Ministres arabes de l'Intérieur à Alger : La lutte contre le terrorisme en point de mire

par R. N., Le Quotidien d'Oran, 11 mars 2015

La 32e session du Conseil des ministres arabes de l'Intérieur s'ouvre aujourd'hui à Alger au moment où l'Algérie connaît une activité diplomatique très soutenue consacrée notamment à la crise en Libye et à la lutte contre le terrorisme.

La lutte contre le crime organisé transnational et le terrorisme seront abordés sous l'œil du raffermissement «de la coopération interarabe» comme l'a suggéré récemment le ministre d'Etat, ministre de l'Intérieur et des Collectivités locales, Tayeb Belaiz, en prévision de cette 32e session du Conseil des ministres arabes de l'Intérieur. Précisant qu' «aucun Etat, quelle que soit sa force ou sa richesse, ne peut lutter seul contre cette forme de criminalité».

Les ministres arabes de l'Intérieur discuteront probablement de «la mise en place de cadres juridiques et de mécanismes nouveaux, en complément à ceux déjà existants, aptes à renforcer l'échange, souple et efficace, des informations, de l'expertise et des expériences dans les domaines de la formation et de l'entraînement notamment concernant les formes actuelles de criminalité», a-t-il expliqué. La rencontre qui s'étalera sur deux jours se déroulera dans un contexte arabe «particulier» qui appelle «à plus d'efforts dans la coopération arabe dans les différents domaines de l'action sécuritaire pour faire face aux mutations et aux évènements sur la scène régionale et internationale et plus spécialement les menaces sécuritaires actuelles et à leur tête le phénomène du terrorisme», a poursuivi M. Belaiz pour qui la session d'Alger constituera une opportunité pour évaluer tout ce qui a été réalisé dans le domaine de la coopération sécuritaire et toutes les stratégies et plans sécuritaires, notamment en matière de lutte contre le terrorisme, et aussi de rechercher de nouveaux mécanismes adaptés à la lutte contre la criminalité, sous ses diverses formes et particulièrement le crime organisé, et de prospecter également de nouvelles voies pour affronter efficacement le terrorisme, le circonscrire et tarir les sources de son financement.

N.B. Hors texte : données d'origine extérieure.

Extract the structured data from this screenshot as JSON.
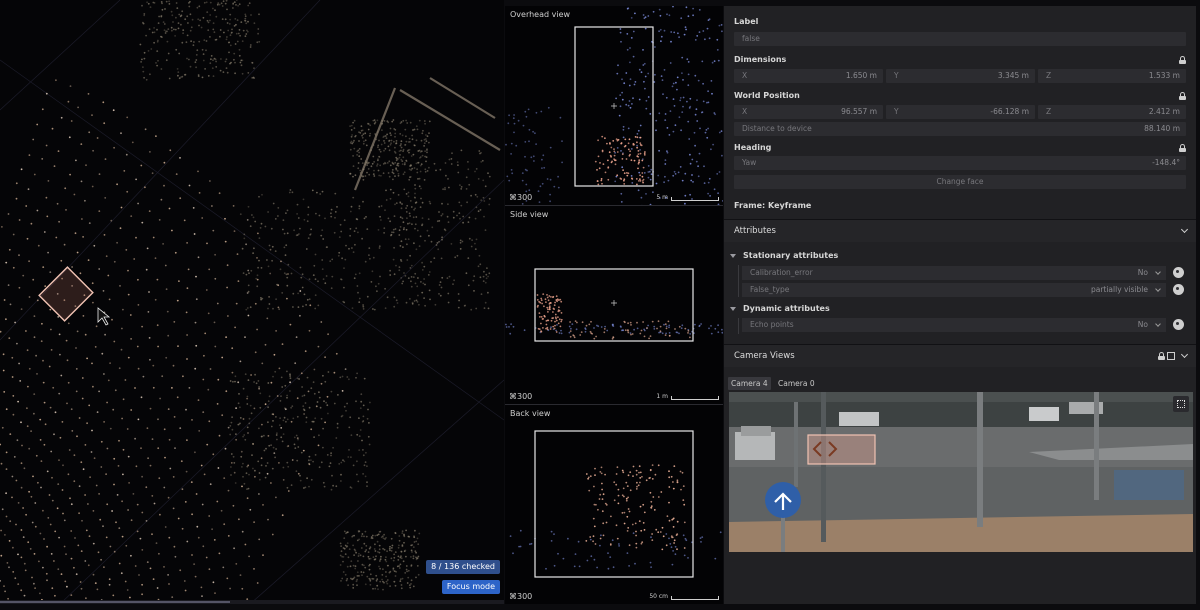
{
  "viewport": {
    "checked_badge": "8 / 136 checked",
    "focus_mode": "Focus mode"
  },
  "views": {
    "overhead": {
      "title": "Overhead view",
      "zoom": "⌘300",
      "scale": "5 m"
    },
    "side": {
      "title": "Side view",
      "zoom": "⌘300",
      "scale": "1 m"
    },
    "back": {
      "title": "Back view",
      "zoom": "⌘300",
      "scale": "50 cm"
    }
  },
  "panel": {
    "label": {
      "title": "Label",
      "value": "false"
    },
    "dimensions": {
      "title": "Dimensions",
      "x": {
        "key": "X",
        "value": "1.650 m"
      },
      "y": {
        "key": "Y",
        "value": "3.345 m"
      },
      "z": {
        "key": "Z",
        "value": "1.533 m"
      }
    },
    "world_position": {
      "title": "World Position",
      "x": {
        "key": "X",
        "value": "96.557 m"
      },
      "y": {
        "key": "Y",
        "value": "-66.128 m"
      },
      "z": {
        "key": "Z",
        "value": "2.412 m"
      },
      "distance": {
        "key": "Distance to device",
        "value": "88.140 m"
      }
    },
    "heading": {
      "title": "Heading",
      "yaw": {
        "key": "Yaw",
        "value": "-148.4°"
      },
      "change_face": "Change face"
    },
    "frame": "Frame: Keyframe",
    "attributes": {
      "title": "Attributes",
      "stationary": {
        "title": "Stationary attributes",
        "rows": [
          {
            "key": "Calibration_error",
            "value": "No"
          },
          {
            "key": "False_type",
            "value": "partially visible"
          }
        ]
      },
      "dynamic": {
        "title": "Dynamic attributes",
        "rows": [
          {
            "key": "Echo points",
            "value": "No"
          }
        ]
      }
    },
    "camera_views": {
      "title": "Camera Views",
      "tabs": [
        "Camera 4",
        "Camera 0"
      ],
      "active_tab": "Camera 4"
    }
  },
  "colors": {
    "accent_blue": "#2d64c8",
    "panel_bg": "#212124",
    "point_warm": "#d9b79a",
    "point_blue": "#7f8fe0",
    "bbox": "#f1c3b3"
  }
}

LA DROGUE, UN GRAND RISQUE

Pour M. Belaiz les Etats arabes «ont une parfaite conscience des grands risques que représente le phénomène de la drogue, qui est devenu aujourd'hui l'un des plus grands risques auxquels sont confrontés autant la communauté internationale que les pays arabes, notamment du fait de son interconnexion avec les autres types de crime organisé, qui ne sont pas de moindre danger, tels que le terrorisme et son financement, la contrebande et le blanchiment d'argent».

«Par ailleurs et nonobstant la création de banque de données et de fichiers, l'émission de listes noires des bandes de trafiquants de drogue et la diffusion d'avis de recherche concernant les personnes impliquées ou condamnées dans des affaires de drogue, les Etat arabes ont adopté nombre de mécanismes à même de permettre la lutte contre ce fléau, tels que la stratégie arabe de lutte contre l'usage illicite des drogues et des psychotropes et les plans périodiques de sa mise en œuvre», avait précisé M. Belaiz.

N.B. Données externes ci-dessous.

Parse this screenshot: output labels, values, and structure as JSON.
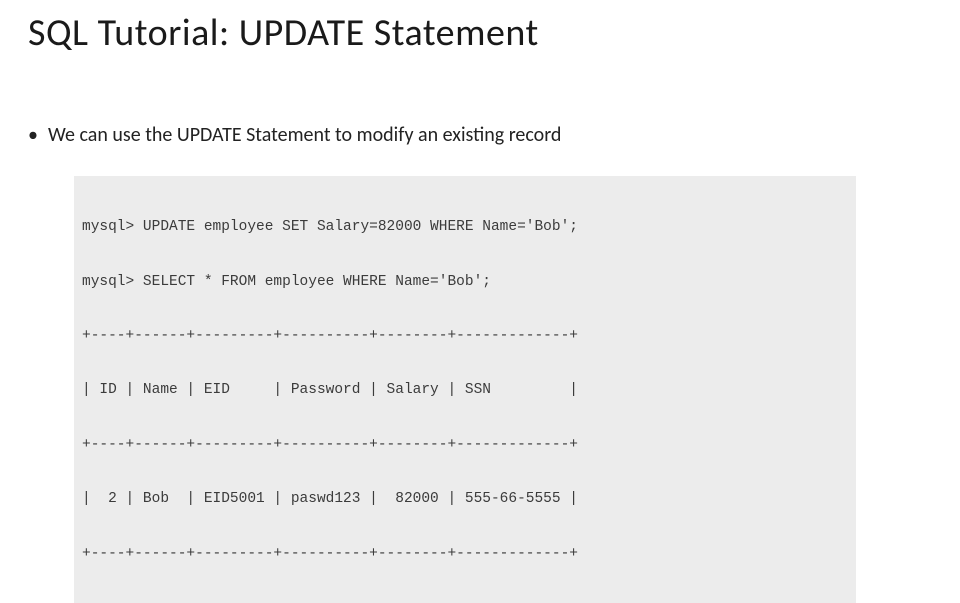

En outre, la coopération interarabe concerne également l'émigration illégale «du fait surtout de son interconnexion avec les autres formes de criminalité telles que le trafic d'armes, la drogue et la traite des humains». La coopération dans la lutte contre la cybercriminalité sera également au menu.

LES ZONES DE CONFITS

Lutter contre toutes ces formes de criminalité devrait s'accompagner par un travail diplomatique pour résorber les zones de conflit. C'est en ce sens que l'Algérie a accueilli hier les travaux de la réunion regroupant des chefs de partis et des militants politiques libyens sous l'égide des Nations unies en vue de trouver une solution politique à la crise en Libye. La réunion s'inscrit dans le cadre des efforts soutenus de l'Algérie pour réunir les parties libyennes autour de la table de dialogue afin de parvenir à une solution politique à la crise politique et sécuritaire dans ce pays aggravée par l'existence de deux gouvernements et de deux parlements se disputant le pouvoir. L'Algérie «n'a ménagé aucun effort pour accompagner les frères en Libye et a œuvré à unifier les rangs et trouver une issue à la crise dans ce pays», a déclaré hier le ministre délégué chargé des Affaires maghrébines et africaines, Abdelkader Messahel.